US 11,789,895 B2
	On-chip heterogeneous AI processor with distributed tasks queues allowing for parallel task execution
Ping Wang, Shanghai (CN); and Jianwen Li, Shanghai (CN)
Assigned to SHANGHAI DENGLIN TECHNOLOGIES CO., LTD., Shanghai (CN)
Filed by SHANGHAI DENGLIN TECHNOLOGIES CO., LTD., Shanghai (CN)
Filed on Mar. 9, 2020, as Appl. No. 16/812,817.
Claims priority of application No. 201910846915.7 (CN), filed on Sep. 9, 2019.
Prior Publication US 2021/0073169 A1, Mar. 11, 2021
This patent is subject to a terminal disclaimer.
Int. Cl. G06F 9/48 (2006.01); G06F 15/78 (2006.01); G06N 20/00 (2019.01)
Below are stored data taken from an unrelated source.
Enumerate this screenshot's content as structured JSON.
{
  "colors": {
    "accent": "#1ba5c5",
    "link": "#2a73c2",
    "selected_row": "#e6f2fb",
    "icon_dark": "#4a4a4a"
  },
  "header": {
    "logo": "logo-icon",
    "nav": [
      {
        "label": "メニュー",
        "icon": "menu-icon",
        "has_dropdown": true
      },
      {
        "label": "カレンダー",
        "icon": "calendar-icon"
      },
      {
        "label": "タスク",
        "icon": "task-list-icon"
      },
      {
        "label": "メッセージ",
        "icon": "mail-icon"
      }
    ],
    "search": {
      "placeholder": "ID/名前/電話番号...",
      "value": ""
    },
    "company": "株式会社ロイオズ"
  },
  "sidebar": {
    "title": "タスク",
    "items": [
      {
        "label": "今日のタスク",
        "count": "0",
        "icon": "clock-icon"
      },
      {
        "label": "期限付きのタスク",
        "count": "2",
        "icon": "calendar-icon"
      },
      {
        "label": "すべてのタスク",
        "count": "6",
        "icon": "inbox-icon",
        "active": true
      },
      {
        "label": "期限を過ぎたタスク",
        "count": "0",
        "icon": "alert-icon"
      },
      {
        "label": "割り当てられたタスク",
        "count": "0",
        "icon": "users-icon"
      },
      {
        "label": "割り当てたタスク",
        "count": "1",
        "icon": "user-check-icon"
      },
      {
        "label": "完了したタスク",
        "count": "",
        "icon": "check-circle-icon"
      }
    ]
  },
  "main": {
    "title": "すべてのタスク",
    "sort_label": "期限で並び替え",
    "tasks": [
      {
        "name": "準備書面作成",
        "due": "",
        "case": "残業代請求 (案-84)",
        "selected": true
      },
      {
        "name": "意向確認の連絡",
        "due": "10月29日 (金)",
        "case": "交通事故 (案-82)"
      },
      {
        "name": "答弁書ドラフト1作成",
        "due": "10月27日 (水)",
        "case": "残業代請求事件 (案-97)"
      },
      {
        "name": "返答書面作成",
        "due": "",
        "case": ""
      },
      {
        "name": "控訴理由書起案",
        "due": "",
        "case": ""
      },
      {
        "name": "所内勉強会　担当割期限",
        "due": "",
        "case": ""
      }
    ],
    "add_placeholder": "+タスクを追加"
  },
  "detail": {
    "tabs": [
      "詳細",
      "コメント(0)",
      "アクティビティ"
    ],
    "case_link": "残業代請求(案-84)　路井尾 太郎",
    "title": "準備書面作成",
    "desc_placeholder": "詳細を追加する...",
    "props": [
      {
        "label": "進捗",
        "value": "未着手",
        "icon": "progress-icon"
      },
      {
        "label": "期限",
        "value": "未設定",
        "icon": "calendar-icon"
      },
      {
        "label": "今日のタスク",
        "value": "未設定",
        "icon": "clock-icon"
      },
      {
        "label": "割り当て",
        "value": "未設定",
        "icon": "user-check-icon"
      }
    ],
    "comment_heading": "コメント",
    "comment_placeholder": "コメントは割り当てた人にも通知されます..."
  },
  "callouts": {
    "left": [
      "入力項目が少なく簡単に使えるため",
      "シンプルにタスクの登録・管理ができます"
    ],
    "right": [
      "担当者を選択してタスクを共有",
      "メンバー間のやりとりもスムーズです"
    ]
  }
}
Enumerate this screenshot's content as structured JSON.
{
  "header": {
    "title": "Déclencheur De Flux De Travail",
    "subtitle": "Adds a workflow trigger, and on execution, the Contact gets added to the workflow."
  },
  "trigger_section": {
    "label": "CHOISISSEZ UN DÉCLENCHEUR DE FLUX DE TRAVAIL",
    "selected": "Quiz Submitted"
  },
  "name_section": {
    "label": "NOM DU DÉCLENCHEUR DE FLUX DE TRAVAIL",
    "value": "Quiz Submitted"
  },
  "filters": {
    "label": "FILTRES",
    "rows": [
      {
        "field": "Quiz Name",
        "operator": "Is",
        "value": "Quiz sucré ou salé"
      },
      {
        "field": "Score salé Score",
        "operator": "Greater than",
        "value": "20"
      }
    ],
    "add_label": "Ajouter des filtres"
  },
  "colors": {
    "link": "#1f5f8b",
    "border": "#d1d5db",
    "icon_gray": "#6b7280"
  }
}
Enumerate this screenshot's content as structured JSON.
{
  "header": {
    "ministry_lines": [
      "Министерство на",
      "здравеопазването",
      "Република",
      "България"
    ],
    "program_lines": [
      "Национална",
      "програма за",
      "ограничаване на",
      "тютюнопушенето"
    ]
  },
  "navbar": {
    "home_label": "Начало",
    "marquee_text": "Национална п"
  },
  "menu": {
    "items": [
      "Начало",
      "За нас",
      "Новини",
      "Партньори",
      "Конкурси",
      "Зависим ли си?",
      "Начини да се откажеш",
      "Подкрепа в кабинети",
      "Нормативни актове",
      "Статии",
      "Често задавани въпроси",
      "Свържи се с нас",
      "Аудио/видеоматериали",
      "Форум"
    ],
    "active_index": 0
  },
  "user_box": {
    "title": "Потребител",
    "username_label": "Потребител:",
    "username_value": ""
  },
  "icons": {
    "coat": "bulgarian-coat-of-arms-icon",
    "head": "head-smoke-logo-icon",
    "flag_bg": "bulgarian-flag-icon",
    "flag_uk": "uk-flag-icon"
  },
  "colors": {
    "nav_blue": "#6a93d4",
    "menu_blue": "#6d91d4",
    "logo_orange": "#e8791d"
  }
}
CPC G06F 15/781 (2013.01) [G06F 9/4881 (2013.01); G06F 15/7807 (2013.01); G06N 20/00 (2019.01)]

10 Claims

1. An on-chip heterogeneous Artificial Intelligence (AI) processor, comprising:

at least two different architectural types of computation units, each of the computation units being associated with a task queue configured to store computation subtasks to be executed by the computation unit, wherein a first one of the computation units is a customized computation unit for a particular AI algorithm or operation, and a second one of the computation units is a programmable computation unit;

a controller configured to partition a received computation graph associated with a neural network into a plurality of computation subtasks and distribute the plurality of computation subtasks to the respective task queues associated with the computation units, wherein the controller distributes each computation subtask according to a type of the computation subtask to the task queue associated with a computation unit suitable for processing the type of the computation subtask;

a storage unit configured to store data associated with executing the plurality of computation subtasks; and

an access interface configured to access an off-chip memory;

wherein the computation units are configured to support the following three operation modes: an independent parallel mode, a cooperative parallel mode, and an interactive cooperation mode, and wherein:

in the independent parallel mode, at least two of the plurality of computation subtasks are executed independently and in parallel with each other, and data dependence and synchronization associated with different computation subtasks are realized in an off-chip memory shared by the computation units;

in the cooperative parallel mode, at least two of the plurality of computation subtasks are executed cooperatively in a pipelined manner, and data dependence and synchronization associated with different computation subtasks are realized in an on-chip memory shared by the computation units; and

in the interactive cooperation mode, a first one of the computation units, during the execution of a computation subtask distributed to the first one of the computation units, waits for or depends on results generated by a second one of the computation units executing a computation subtask distributed to the second one of the computation units, and data dependence and synchronization associated with different computation subtasks are realized in a cache memory shared by the computation units.